A atuação da Caixa nessa crise causada pela COVID-19 vem mostrando sua importância social. Tal fato pode vir a enfraquecer o desejo do governo em privatizar o banco? Por quê? 
Maria Fernanda –
Infelizmente, duvido que enfraqueça.  Para mim, isso ficou claro na reunião do dia 22 de abril, no meio da pandemia do COVID-19. A fala de Guedes e do presidente do Banco do Brasil não deixam margem de dúvida. No final da reunião, Guedes pede para Rubem Novaes “confessar seu sonho”, que responde: “em relação a privatização... o Banco do Brasil estaria pronto para um programa de privatização”.   

Como você avalia a dedicação e comprometimento dos trabalhadores da Caixa diante da situação de calamidade pública atual? 
Maria Fernanda –
A dedicação, a competência e o espírito público tem o reconhecimento do povo brasileiro, de todos nós.
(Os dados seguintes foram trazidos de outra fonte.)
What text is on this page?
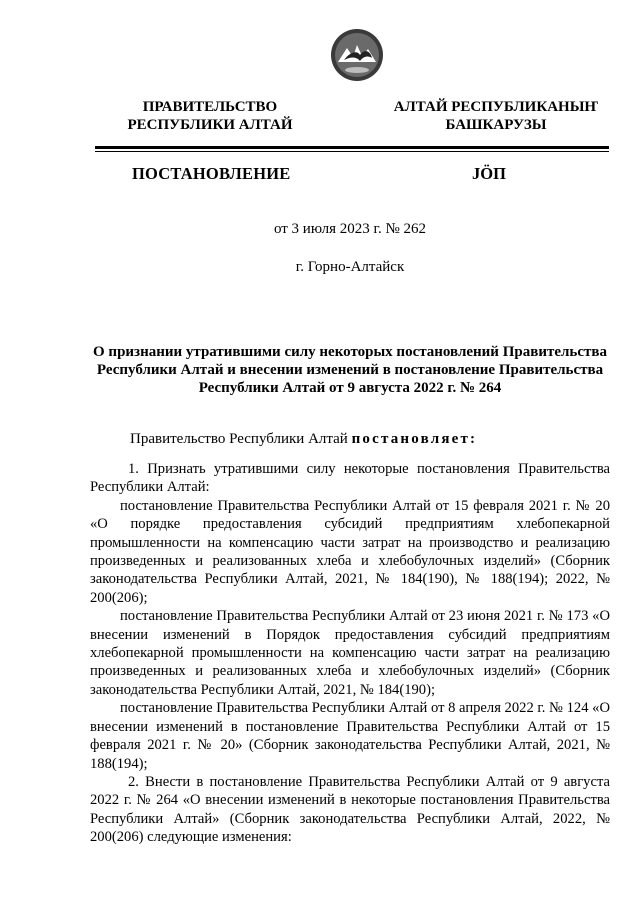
ПРАВИТЕЛЬСТВО
РЕСПУБЛИКИ АЛТАЙ
АЛТАЙ РЕСПУБЛИКАНЫҤ
БАШКАРУЗЫ
ПОСТАНОВЛЕНИЕ	JӦП
от 3 июля 2023 г. № 262
г. Горно-Алтайск
О признании утратившими силу некоторых постановлений Правительства
Республики Алтай и внесении изменений в постановление Правительства
Республики Алтай от 9 августа 2022 г. № 264
Правительство Республики Алтай постановляет:

1. Признать утратившими силу некоторые постановления Правительства Республики Алтай:

постановление Правительства Республики Алтай от 15 февраля 2021 г. № 20 «О порядке предоставления субсидий предприятиям хлебопекарной промышленности на компенсацию части затрат на производство и реализацию произведенных и реализованных хлеба и хлебобулочных изделий» (Сборник законодательства Республики Алтай, 2021, № 184(190), № 188(194); 2022, № 200(206);

постановление Правительства Республики Алтай от 23 июня 2021 г. № 173 «О внесении изменений в Порядок предоставления субсидий предприятиям хлебопекарной промышленности на компенсацию части затрат на реализацию произведенных и реализованных хлеба и хлебобулочных изделий» (Сборник законодательства Республики Алтай, 2021, № 184(190);

постановление Правительства Республики Алтай от 8 апреля 2022 г. № 124 «О внесении изменений в постановление Правительства Республики Алтай от 15 февраля 2021 г. № 20» (Сборник законодательства Республики Алтай, 2021, № 188(194);

2. Внести в постановление Правительства Республики Алтай от 9 августа 2022 г. № 264 «О внесении изменений в некоторые постановления Правительства Республики Алтай» (Сборник законодательства Республики Алтай, 2022, № 200(206) следующие изменения:
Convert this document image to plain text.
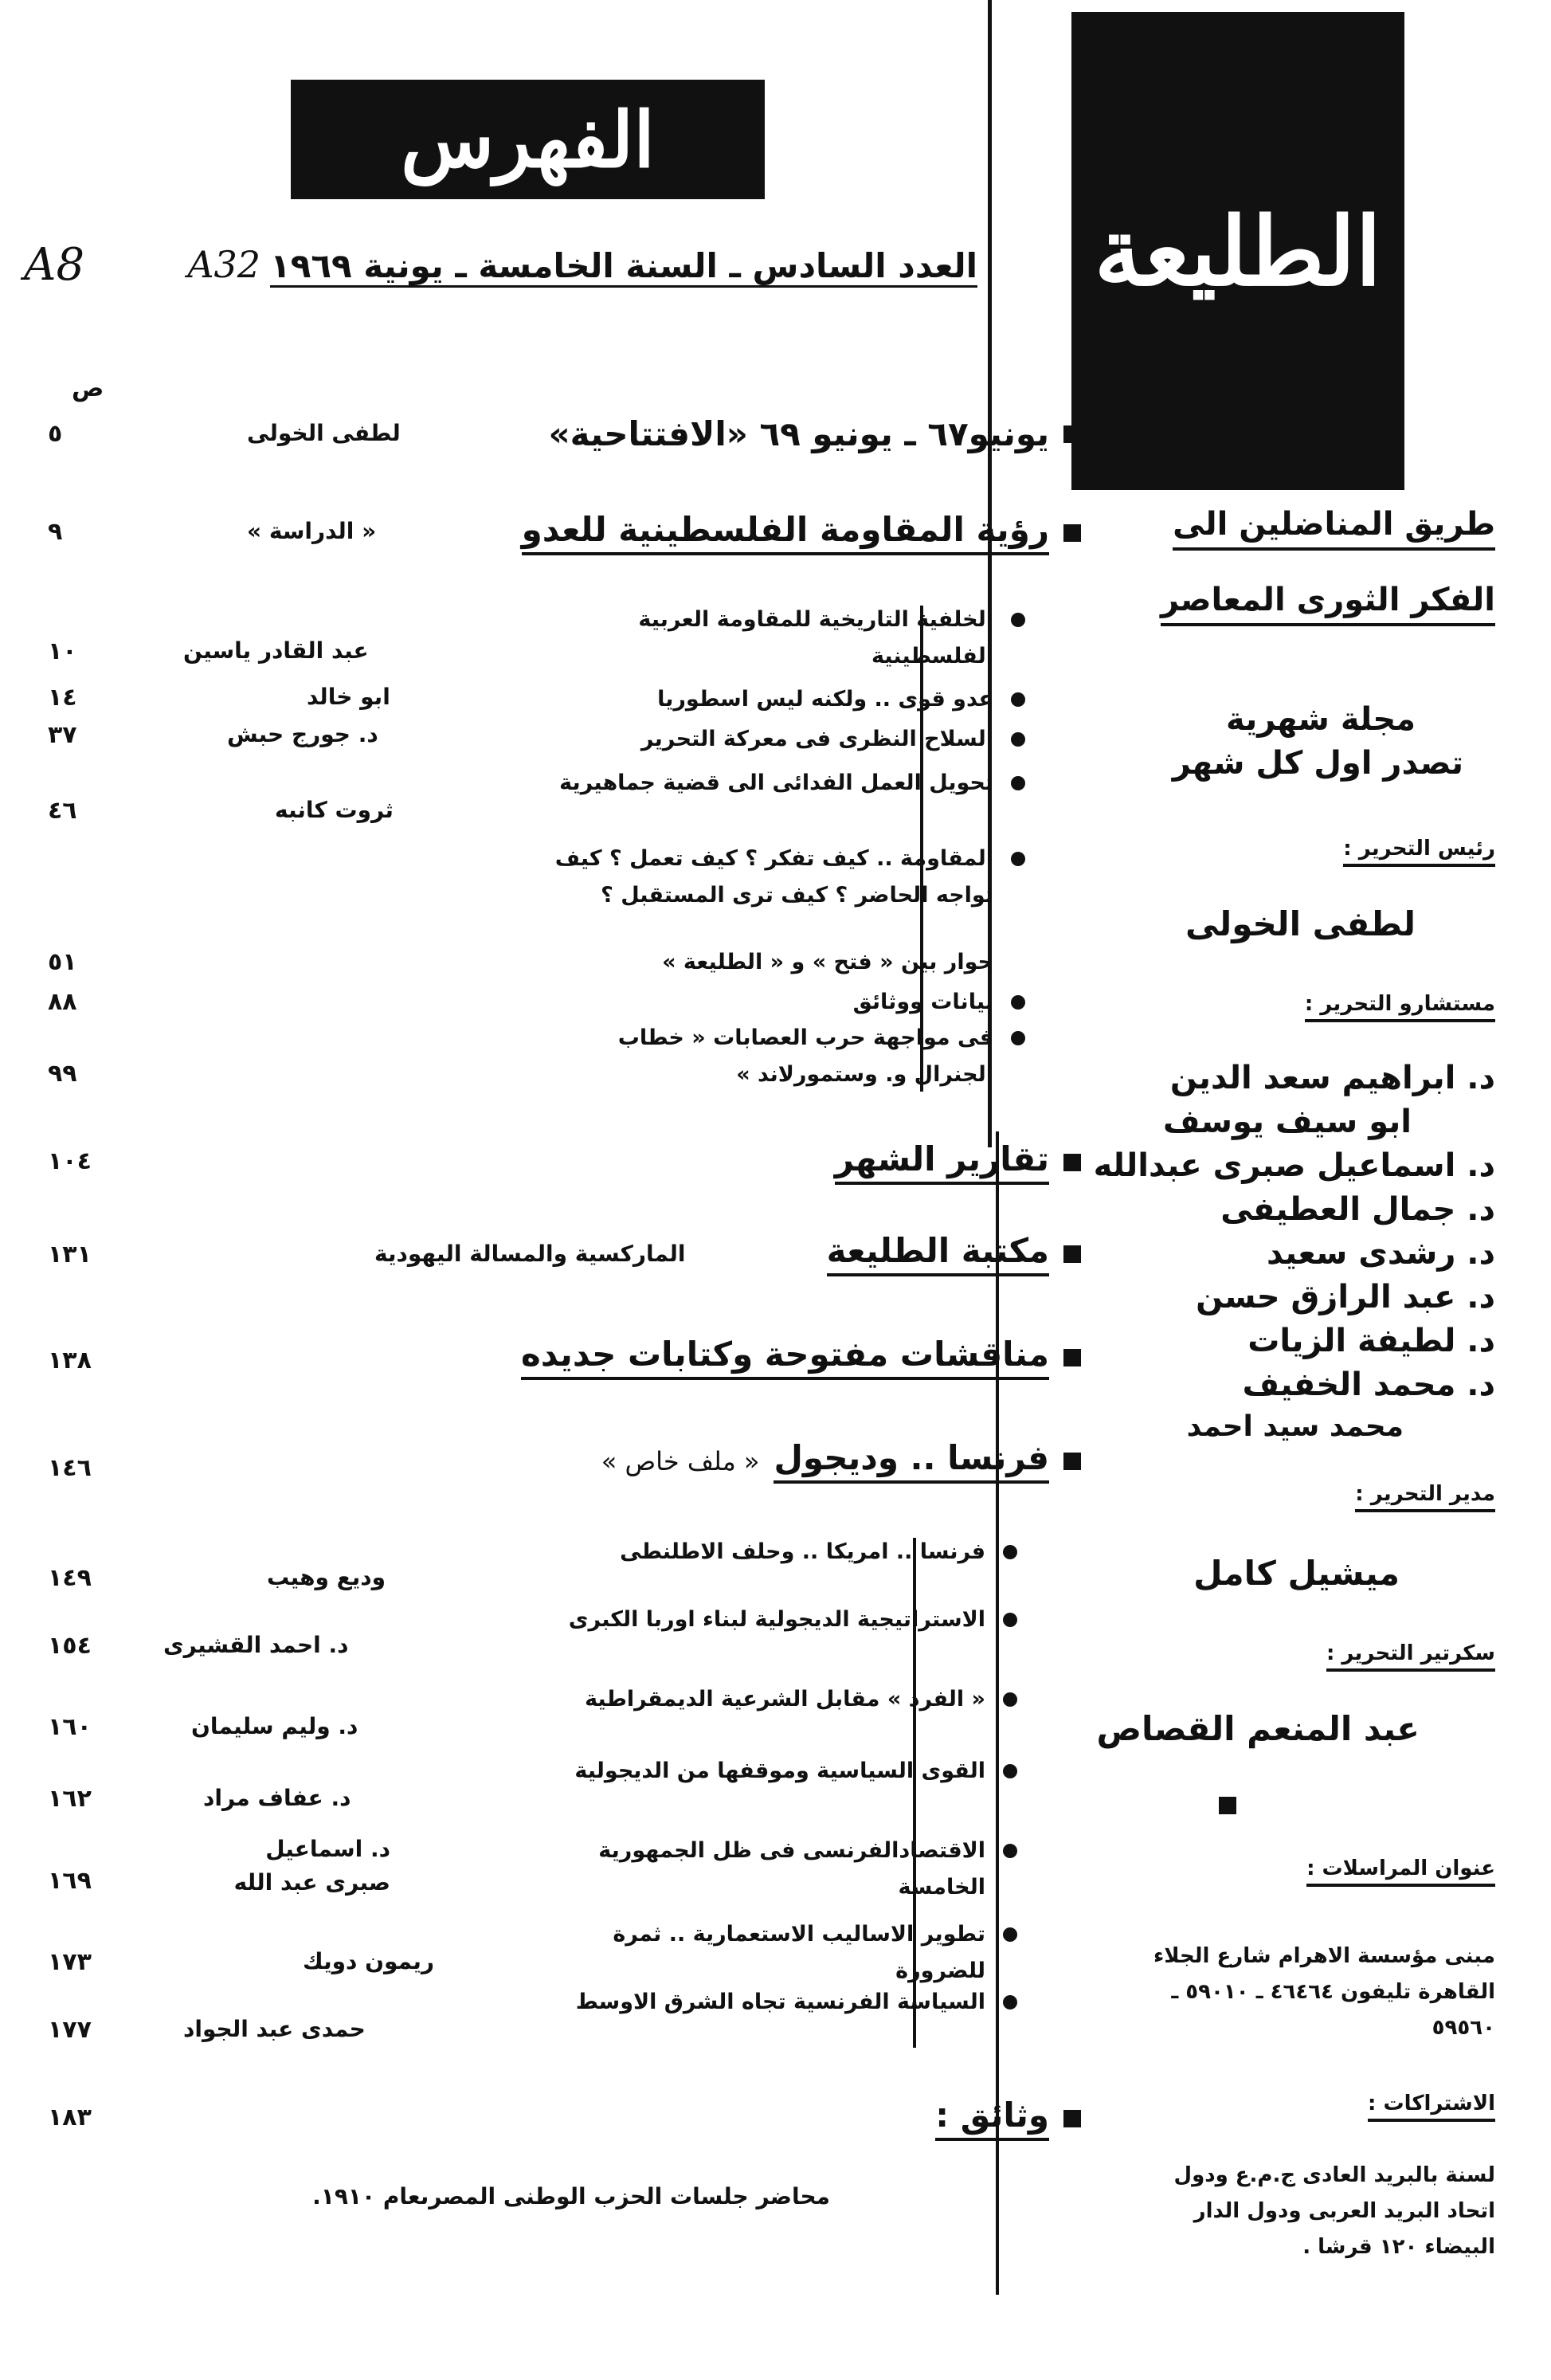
الفهرس
A8	العدد السادس ـ السنة الخامسة ـ يونية ١٩٦٩
A32
ص
الطليعة
طريق المناضلين الى
الفكر الثورى المعاصر
مجلة شهرية
تصدر اول كل شهر
رئيس التحرير :
لطفى الخولى
مستشارو التحرير :
د. ابراهيم سعد الدين
ابو سيف يوسف
د. اسماعيل صبرى عبدالله
د. جمال العطيفى
د. رشدى سعيد
د. عبد الرازق حسن
د. لطيفة الزيات
د. محمد الخفيف
محمد سيد احمد
مدير التحرير :
ميشيل كامل
سكرتير التحرير :
عبد المنعم القصاص
عنوان المراسلات :
مبنى مؤسسة الاهرام شارع الجلاء
القاهرة تليفون ٤٦٤٦٤ ـ ٥٩٠١٠ ـ
٥٩٥٦٠
الاشتراكات :
لسنة بالبريد العادى ج.م.ع ودول
اتحاد البريد العربى ودول الدار
البيضاء ١٢٠ قرشا .
يونيو٦٧ ـ يونيو ٦٩ «الافتتاحية»
لطفى الخولى
٥
رؤية المقاومة الفلسطينية للعدو
« الدراسة »
٩
الخلفية التاريخية للمقاومة العربية الفلسطينية
عبد القادر ياسين
١٠
عدو قوى .. ولكنه ليس اسطوريا
ابو خالد
١٤
السلاح النظرى فى معركة التحرير
د. جورج حبش
٣٧
تحويل العمل الفدائى الى قضية جماهيرية
ثروت كانبه
٤٦
المقاومة .. كيف تفكر ؟ كيف تعمل ؟ كيف تواجه الحاضر ؟ كيف ترى المستقبل ؟
حوار بين « فتح » و « الطليعة »
٥١
بيانات ووثائق
٨٨
فى مواجهة حرب العصابات « خطاب الجنرال و. وستمورلاند »
٩٩
تقارير الشهر
١٠٤
مكتبة الطليعة
الماركسية والمسالة اليهودية
١٣١
مناقشات مفتوحة وكتابات جديده
١٣٨
فرنسا .. وديجول
« ملف خاص »
١٤٦
فرنسا .. امريكا .. وحلف الاطلنطى
وديع وهيب
١٤٩
الاستراتيجية الديجولية لبناء اوربا الكبرى
د. احمد القشيرى
١٥٤
« الفرد » مقابل الشرعية الديمقراطية
د. وليم سليمان
١٦٠
القوى السياسية وموقفها من الديجولية
د. عفاف مراد
١٦٢
الاقتصادالفرنسى فى ظل الجمهورية الخامسة
د. اسماعيل صبرى عبد الله
١٦٩
تطوير الاساليب الاستعمارية .. ثمرة للضرورة
ريمون دويك
١٧٣
السياسة الفرنسية تجاه الشرق الاوسط
حمدى عبد الجواد
١٧٧
وثائق :
١٨٣
محاضر جلسات الحزب الوطنى المصرىعام ١٩١٠.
Fazem a diferença na vida das pessoas mais pobres. Além disso, os empregados e aposentados tem participado de diversas ações solidárias junto com a sociedade civil organizada e os movimentos sociais. Há uma grande rede solidária sendo construída em dias tão tristes e violentos.  

Qual mensagem você deixa aos empregados da Caixa? 
Maria Fernanda –
Ninguém se salva sozinho, ninguém. Vou fazer uso das palavras do Papa Francisco: “Uma emergência como a Covid-19 derrota-se antes de tudo com os anticorpos da solidariedade”.  Estamos juntos, contem comigo, espero que em meio a tanto sofrimento e perplexidade sejamos portadores da esperança.  Muito obrigada.